‘What a shame HMV is disappearing’, I said to a colleague a few days ago, echoing the thoughts of thousands across the country, I’m sure; ‘I still remember the first time I went into their Oxford Street store’. This was one lunchtime, and I was busy searching Amazon for a 1st birthday pressie for a friend’s baby. The irony. I’m as guilty as anyone for taking the default option and buying most things online nowadays. Particularly those for Scrip.
When I was pregnant, I took great pleasure in popping into Mamas and Papas, Mothercare and The Little White Company and browsing the aisles of all sorts of baby bits and pieces.
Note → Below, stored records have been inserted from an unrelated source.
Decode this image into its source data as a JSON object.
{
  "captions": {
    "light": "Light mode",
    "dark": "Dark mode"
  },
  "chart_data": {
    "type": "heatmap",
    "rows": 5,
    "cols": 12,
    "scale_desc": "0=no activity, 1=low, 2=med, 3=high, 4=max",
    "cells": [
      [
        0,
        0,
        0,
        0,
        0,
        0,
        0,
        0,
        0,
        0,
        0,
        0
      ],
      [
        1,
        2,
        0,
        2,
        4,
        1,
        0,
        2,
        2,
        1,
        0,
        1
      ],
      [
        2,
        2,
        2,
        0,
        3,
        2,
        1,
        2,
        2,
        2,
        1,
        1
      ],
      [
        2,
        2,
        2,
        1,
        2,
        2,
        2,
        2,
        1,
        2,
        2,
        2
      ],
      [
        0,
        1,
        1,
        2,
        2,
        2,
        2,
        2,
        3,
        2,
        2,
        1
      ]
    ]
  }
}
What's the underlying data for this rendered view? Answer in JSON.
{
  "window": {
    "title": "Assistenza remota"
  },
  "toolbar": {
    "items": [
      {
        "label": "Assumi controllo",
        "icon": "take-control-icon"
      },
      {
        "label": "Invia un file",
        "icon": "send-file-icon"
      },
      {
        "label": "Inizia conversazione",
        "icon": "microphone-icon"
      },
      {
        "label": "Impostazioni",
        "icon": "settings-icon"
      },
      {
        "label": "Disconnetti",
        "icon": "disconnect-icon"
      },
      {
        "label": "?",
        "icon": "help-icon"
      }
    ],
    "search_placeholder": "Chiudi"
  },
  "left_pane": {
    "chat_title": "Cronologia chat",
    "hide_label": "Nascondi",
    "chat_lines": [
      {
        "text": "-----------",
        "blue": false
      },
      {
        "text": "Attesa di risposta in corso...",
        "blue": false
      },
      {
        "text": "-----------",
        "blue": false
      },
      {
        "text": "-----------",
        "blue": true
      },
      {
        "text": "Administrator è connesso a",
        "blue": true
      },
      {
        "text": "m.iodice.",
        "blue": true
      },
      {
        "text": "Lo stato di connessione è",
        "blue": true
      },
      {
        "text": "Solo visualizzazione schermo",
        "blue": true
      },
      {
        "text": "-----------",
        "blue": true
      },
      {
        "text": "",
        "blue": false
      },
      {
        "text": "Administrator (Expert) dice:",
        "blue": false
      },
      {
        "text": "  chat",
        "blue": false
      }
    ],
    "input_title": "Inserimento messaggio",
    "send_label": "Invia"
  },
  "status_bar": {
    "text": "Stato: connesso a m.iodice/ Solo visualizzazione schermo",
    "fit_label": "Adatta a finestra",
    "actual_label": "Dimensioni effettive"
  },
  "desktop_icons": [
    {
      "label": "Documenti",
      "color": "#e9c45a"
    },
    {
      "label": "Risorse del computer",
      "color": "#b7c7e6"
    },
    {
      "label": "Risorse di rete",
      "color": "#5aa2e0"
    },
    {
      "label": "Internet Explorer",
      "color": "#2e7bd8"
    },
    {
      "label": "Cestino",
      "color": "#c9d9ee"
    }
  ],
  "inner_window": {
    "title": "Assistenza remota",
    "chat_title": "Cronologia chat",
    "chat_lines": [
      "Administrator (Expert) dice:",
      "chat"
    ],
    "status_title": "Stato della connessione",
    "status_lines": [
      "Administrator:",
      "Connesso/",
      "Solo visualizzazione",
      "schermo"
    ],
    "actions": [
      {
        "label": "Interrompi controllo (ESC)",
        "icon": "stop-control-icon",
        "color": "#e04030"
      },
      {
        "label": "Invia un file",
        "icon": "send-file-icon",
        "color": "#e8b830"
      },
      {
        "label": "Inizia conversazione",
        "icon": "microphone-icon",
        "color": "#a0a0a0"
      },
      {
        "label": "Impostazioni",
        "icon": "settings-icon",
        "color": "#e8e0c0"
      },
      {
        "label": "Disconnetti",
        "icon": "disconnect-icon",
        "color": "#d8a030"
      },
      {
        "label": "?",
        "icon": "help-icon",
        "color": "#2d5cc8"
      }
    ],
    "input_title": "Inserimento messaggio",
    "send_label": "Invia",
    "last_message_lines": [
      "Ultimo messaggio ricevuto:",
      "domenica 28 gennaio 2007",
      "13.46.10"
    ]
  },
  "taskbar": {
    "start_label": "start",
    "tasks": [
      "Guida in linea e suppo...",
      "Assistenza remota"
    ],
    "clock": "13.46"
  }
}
Everything was so pretty (we knew we were having a girl) and so miniature! And there was so much choice. But that’s when I had a bit more money and a lot more time.
Now I buy the majority of Scrip’s essentials – and some lovely extras – online. My friends and I swap tips and links for the best places to buy nappies in bulk, find robust travel cots, swimming rings and baby toys on the web. I’ve introduced a few friends to eBay and they’re busy searching for their snowsuits and selling their sterilisers to the highest bidders.
We can buy for our babies online on the bus, when nipping out for a coffee or in bed. A few clicks and it’s done and off the (seemingly endless) list. Even for more important purchases – like a new pushchair – I’m often inclined to scan the reviews on a few different sites and make my choice without setting foot in a shop.
I’m sure I save money and I can buy things quickly and easily, which is all important, particularly now I’m back at work. But, with the unfortunate cases of HMV and Jessops firmly in mind, I’m also keen that I don’t forget the experience of actually browsing in person. The high street is so important and I do want to do my bit to support the likes of Mothercare – which was the go-to shop for my mum when I was little. It would be a shame to neglect these kind of stores to the point of administration.
For me, the best thing is probably a mixture of the two. The internet is important and ingrained but, next time I need a new bib or original christening pressie – which will be quite soon – I’ll also make an effort to pop into my local shops. If nothing else, I’m sure Scrip would like a chance to pull a few things off the shelves. To loosely coin a marketing phrase, the bricks should be as important as the clicks.